Une opposition marquée entre les deux pays
D’abord historique, puisque l’antagonisme entre les deux nations remonte à de nombreuses décennies, chacun des deux « frères » du Maghreb ayant choisi une voie économique, politique et sociale différentes depuis sa désunion avec la France.
Sur le plan du sport féminin, le Maroc a quelques pas d’avance, fort de ces deux dernières finales de la CAN (2022 et 2024), même si elles ont été perdues, des deux titres de l’AS Far pour la compétition africaine des clubs (2022 et 2025), de sa finale perdue de 2024 comme celle du SC Casablanca féminin (2023)
Plus globalement, la place marocaine dans l’Afrique du football, organisateur des deux dernières CAN féminines (Coupe d’Afrique des Nations), de celle-ci, de la CAN masculine 2026, et de la future Coupe du Monde 2030 avec l’Espagne et le Portugal, montrent son influence mondiale, finalisé par une 6e place FIFA masculine.
Sur le plan FIFA féminin, la différence est minime. Le Maroc pointe à une 64e place quand l’Algérie n’est pas si loin, à la 74′. Un Rien à ce niveau.
Quelles sont les armes algériennes pour lutter contre ce vent d’Ouest marocain ?
La sélection algérienne est celle qui comporte le plus de joueuses issues des championnats de France de cette CAN. Quatorze formées et habituées à jouer un championnat français dont les méthodes sont similaires. Cela forme une homogénéité identique à celle marocaine, dont 14 joueuses sont issues du championnat marocain.
Le coach algérien Farid Benstiti a été le premier à sortir son ancien club de l’OL féminin (2006-2010) de la compétition européenne lorsqu’il a été le coach du PSG (2012-2016). A deux occasions « aller-retour », il a réussi la performance qu’un championnat de vingt deux matches ne lui permettait pas.

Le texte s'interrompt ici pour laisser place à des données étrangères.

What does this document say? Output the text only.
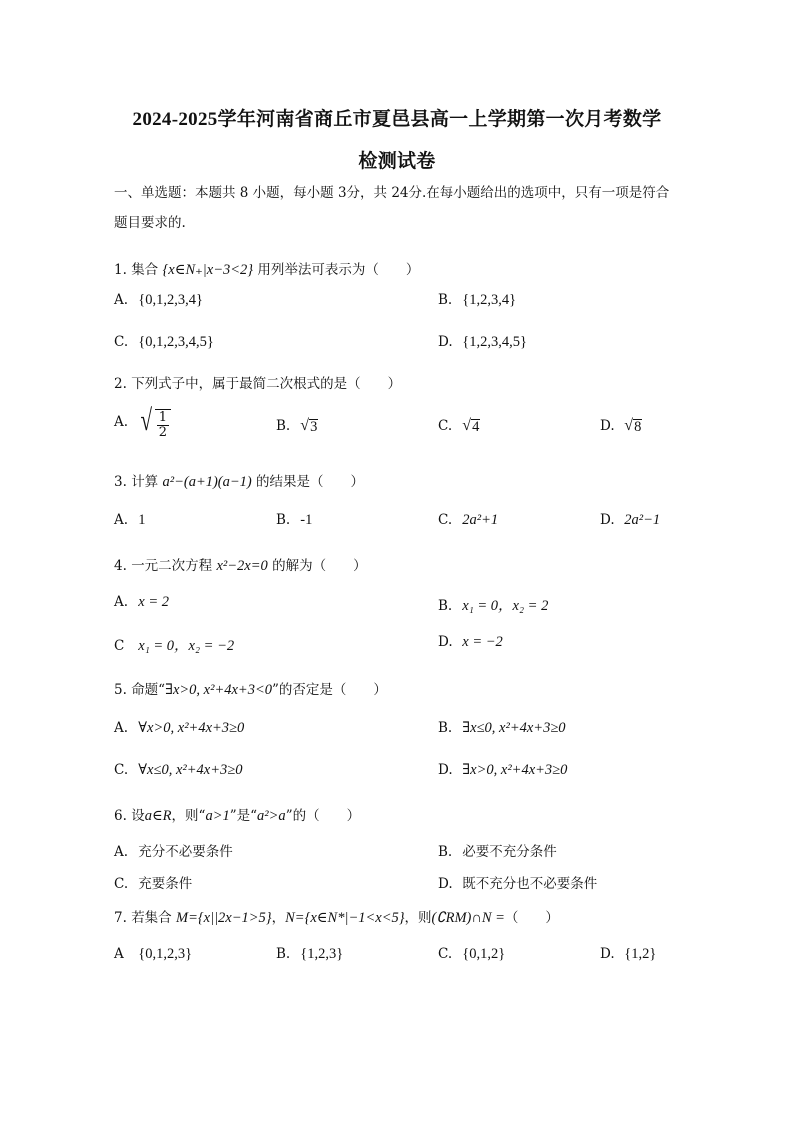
2024-2025学年河南省商丘市夏邑县高一上学期第一次月考数学
检测试卷
一、单选题：本题共 8 小题，每小题 3分，共 24分.在每小题给出的选项中，只有一项是符合题目要求的.
1. 集合 {x∈N₊|x−3<2} 用列举法可表示为（　　）
A. {0,1,2,3,4}	B. {1,2,3,4}
C. {0,1,2,3,4,5}	D. {1,2,3,4,5}
2. 下列式子中，属于最简二次根式的是（　　）
A. √ $\frac{1}{2}$	B. √ 3	C. √ 4	D. √ 8
3. 计算 a²−(a+1)(a−1) 的结果是（　　）
A. 1	B. -1	C. 2a²+1	D. 2a²−1
4. 一元二次方程 x²−2x=0 的解为（　　）
A. x = 2	B. x₁ = 0，x₂ = 2
C x₁ = 0，x₂ = −2	D. x = −2
5. 命题“∃x>0, x²+4x+3<0”的否定是（　　）
A. ∀x>0, x²+4x+3≥0	B. ∃x≤0, x²+4x+3≥0
C. ∀x≤0, x²+4x+3≥0	D. ∃x>0, x²+4x+3≥0
6. 设a∈R，则“a>1”是“a²>a”的（　　）
A. 充分不必要条件	B. 必要不充分条件
C. 充要条件	D. 既不充分也不必要条件
7. 若集合 M={x||2x−1>5}，N={x∈N*|−1<x<5}，则(∁RM)∩N =（　　）
A {0,1,2,3}	B. {1,2,3}	C. {0,1,2}	D. {1,2}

Il sait gagner « sur des coups ».
Il sait comment faire pour ne pas prendre de buts face à une équipe plus forte et piquer, pour sortir vainqueur, d’un « hold-up » du passé, devenu aujourd’hui, une stratégie normale de jeu, à pratiquer parmi d’autres.
Le résultat de ce match sera une réponse à la question suivante : les championnats français valent-ils la performance marocaine de ces clubs dans une compétition africaine des clubs récents (2021) ? Ou l’inverse ?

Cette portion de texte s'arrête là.